There’s a crisp lettuce leaf, a relatively juicy tomato slice, a prodigious amount of gooey American cheese and a heaping helping of good-old “secret sauce.”
Roberts said that covert formula resembles that of the Big Mac, which I took to mean that it dabbles in mayo, ketchup and pickles. And sugar.
“Of course sugar,” he said with a laugh. “Sugar is one of the three basic food groups.”
Here’s the thing: The sweetness works, in part because, rather than hitting your taste buds like a gigantic bowl of Cap’n Crunch, it sneaks in, and its appeal grows on you. Plus, the prodigious amount of secret sauce splayed across this burger has a way of quickly flipping its initial neat-and-tidy appearance into a gloriously sloppy, two-napkin mess.
As for the potato-seasoned bun (imported from St. Agnes Baking Co.), it’s golden, dimpled, carefully toasted and terrific.
We’re already into January’s second week, so hurry in, because this blue-ribbon doppelganger isn’t going to hang around forever. Come Feb. 1, the spotlight is turning to a butter burger inspired by Solly’s Grille in Milwaukee.

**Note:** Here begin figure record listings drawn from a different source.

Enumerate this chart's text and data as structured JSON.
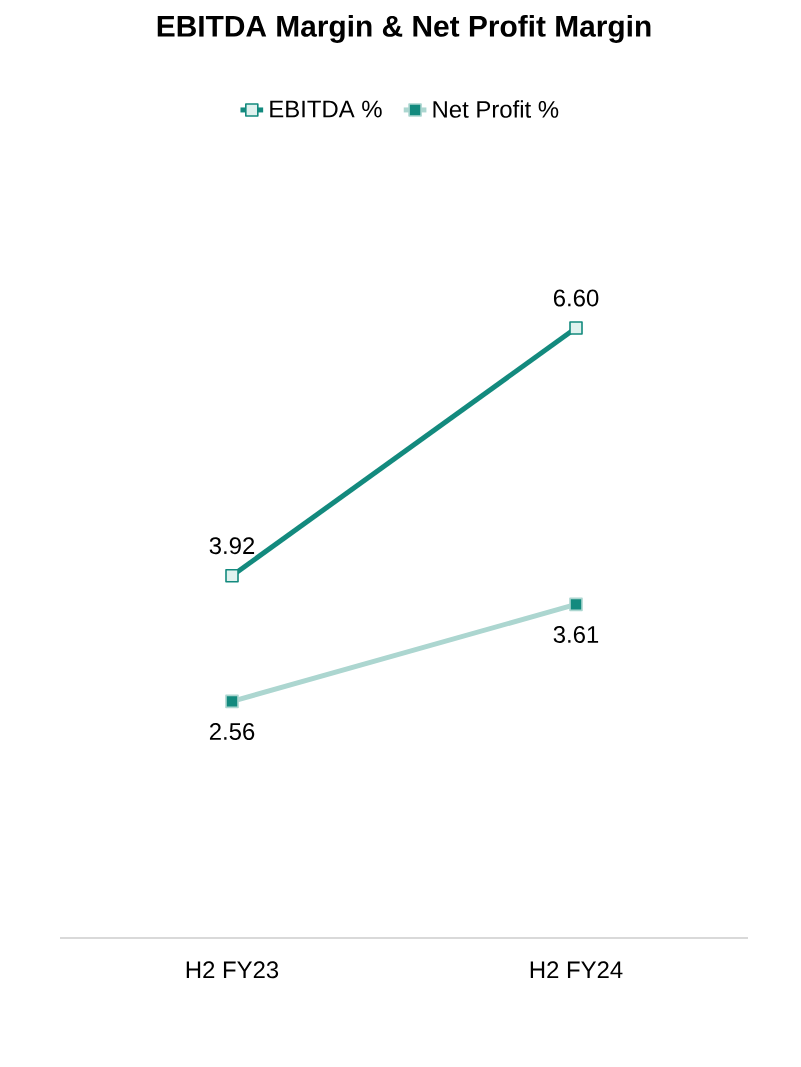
{
  "chart_data": {
    "type": "line",
    "title": "EBITDA Margin & Net Profit Margin",
    "categories": [
      "H2 FY23",
      "H2 FY24"
    ],
    "series": [
      {
        "name": "EBITDA %",
        "color": "#138a7e",
        "values": [
          3.92,
          6.6
        ],
        "value_labels": [
          "3.92",
          "6.60"
        ]
      },
      {
        "name": "Net Profit %",
        "color": "#acd6d0",
        "values": [
          2.56,
          3.61
        ],
        "value_labels": [
          "2.56",
          "3.61"
        ]
      }
    ],
    "legend": "top",
    "marker": "square"
  }
}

“It’s the original butter burger, the one that Culver’s copied,” said Roberts. “I like the Culver’s butter burger, but this one is better. It has something like an eighth of a pound of butter. It’s crazy.”
Price: A single patty is $7.99, a double goes for $9.99 and a triple costs $11.99.
Fries: Included. All through January, the burger-of-the-month is served with crinkle cuts, mirroring the Shack Shake’s deep-fried modus operandi.
Meanwhile, at Salut: Borrowing from Burger Jones, a monthly (ahem) salute is coming to the menu at Salut Bar Americain, Parasole’s French-themed restaurants at 50th and France in Edina and on Grand Avenue in St. Paul.
The plan is to offer a defining dish from a classic Parisian bistro. “It’s not Tour d’Argent stuff,” said Roberts. “It’s Chez Georges, Josephine ‘Chez Dumonet,’ Brasserie Lipp, places that Minneapolitans might have visited. It’ll be dishes like Allard’s duck with olives, that kind of thing. We’ll probably start in March.”
Address book: 3200 W. Lake St., Mpls., 612-746-0800 and 1619 W. County Rd. 42, Burnsville, 952-885-2289, www.burgerjones.com. Minneapolis open 11 a.m.-11 p.m. daily. Burnsville open 11 a.m.-11 p.m. Sun.-Thu., 11 a.m.-midnight Fri.-Sat.